Bill C-22, the Lawful Access Act, would force telecoms, internet companies, and social media platforms to rebuild their systems so police and the Canadian Security Intelligence Service (CSIS) can access user data more easily during investigations.
It would also require providers to stockpile metadata on every subscriber for up to a year, regardless of whether those people are suspected of anything.
The bill has the backing of police chiefs across the country and CSIS, who have long argued they are stymied by outdated legislation in a digital world.
The government describes this as organizing information “like a filing cabinet, where certain types of information would be available with legal authorization.”

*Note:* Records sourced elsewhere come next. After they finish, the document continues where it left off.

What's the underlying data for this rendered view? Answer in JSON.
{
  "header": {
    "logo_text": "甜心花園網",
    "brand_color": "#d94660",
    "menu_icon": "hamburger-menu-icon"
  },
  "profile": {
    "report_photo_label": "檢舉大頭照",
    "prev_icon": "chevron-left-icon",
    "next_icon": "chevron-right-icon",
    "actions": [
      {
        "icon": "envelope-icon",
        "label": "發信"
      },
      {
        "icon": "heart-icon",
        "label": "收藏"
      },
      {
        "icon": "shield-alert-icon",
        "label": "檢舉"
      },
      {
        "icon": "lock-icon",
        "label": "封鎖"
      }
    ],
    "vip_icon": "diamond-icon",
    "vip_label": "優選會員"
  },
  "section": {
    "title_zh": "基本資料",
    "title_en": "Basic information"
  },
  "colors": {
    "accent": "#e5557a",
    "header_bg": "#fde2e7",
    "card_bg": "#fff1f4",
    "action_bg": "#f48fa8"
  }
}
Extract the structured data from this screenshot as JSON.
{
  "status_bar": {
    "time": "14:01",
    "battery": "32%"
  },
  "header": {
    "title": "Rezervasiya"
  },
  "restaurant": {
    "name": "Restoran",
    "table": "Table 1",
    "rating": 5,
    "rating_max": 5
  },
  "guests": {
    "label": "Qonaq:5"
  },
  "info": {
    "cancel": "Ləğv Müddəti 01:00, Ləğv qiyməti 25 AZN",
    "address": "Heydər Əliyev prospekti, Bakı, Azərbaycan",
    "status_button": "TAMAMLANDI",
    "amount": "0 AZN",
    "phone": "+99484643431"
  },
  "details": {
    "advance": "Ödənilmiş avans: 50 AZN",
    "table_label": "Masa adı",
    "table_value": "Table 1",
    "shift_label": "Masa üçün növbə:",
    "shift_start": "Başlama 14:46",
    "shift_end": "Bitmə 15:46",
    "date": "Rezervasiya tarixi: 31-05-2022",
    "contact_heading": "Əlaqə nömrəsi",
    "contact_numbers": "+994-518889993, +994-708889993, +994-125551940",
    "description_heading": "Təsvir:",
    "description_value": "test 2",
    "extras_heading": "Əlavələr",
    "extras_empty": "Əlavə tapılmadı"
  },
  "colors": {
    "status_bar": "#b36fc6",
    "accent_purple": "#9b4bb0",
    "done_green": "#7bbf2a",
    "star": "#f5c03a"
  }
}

That filing cabinet contains a year’s worth of data showing where every Canadian goes, when they go there, and who they communicate with. On a mobile network, that metadata includes which cell towers each phone connects to and when. Retained at scale, it amounts to a comprehensive surveillance map of the population.
Public Safety Minister Gary Anandasangaree said at a press conference Wednesday that tech companies are “using this as an opportunity to double down.” He added that “Tech giants are misinterpreting some of the safeguards that are already built in, including on ensuring that encryption is not in any way interrupted as part of Bill-22.”
The bill would also allow the federal government to secretly order companies to weaken encryption or create backdoors and Meta’s Robyn Greene told the committee that if the government quietly mandates changes to a platform’s security architecture, Meta would be legally prohibited from telling its own users. Secret orders to weaken security, with a gag clause preventing disclosure. The government calls this “encryption-neutral.”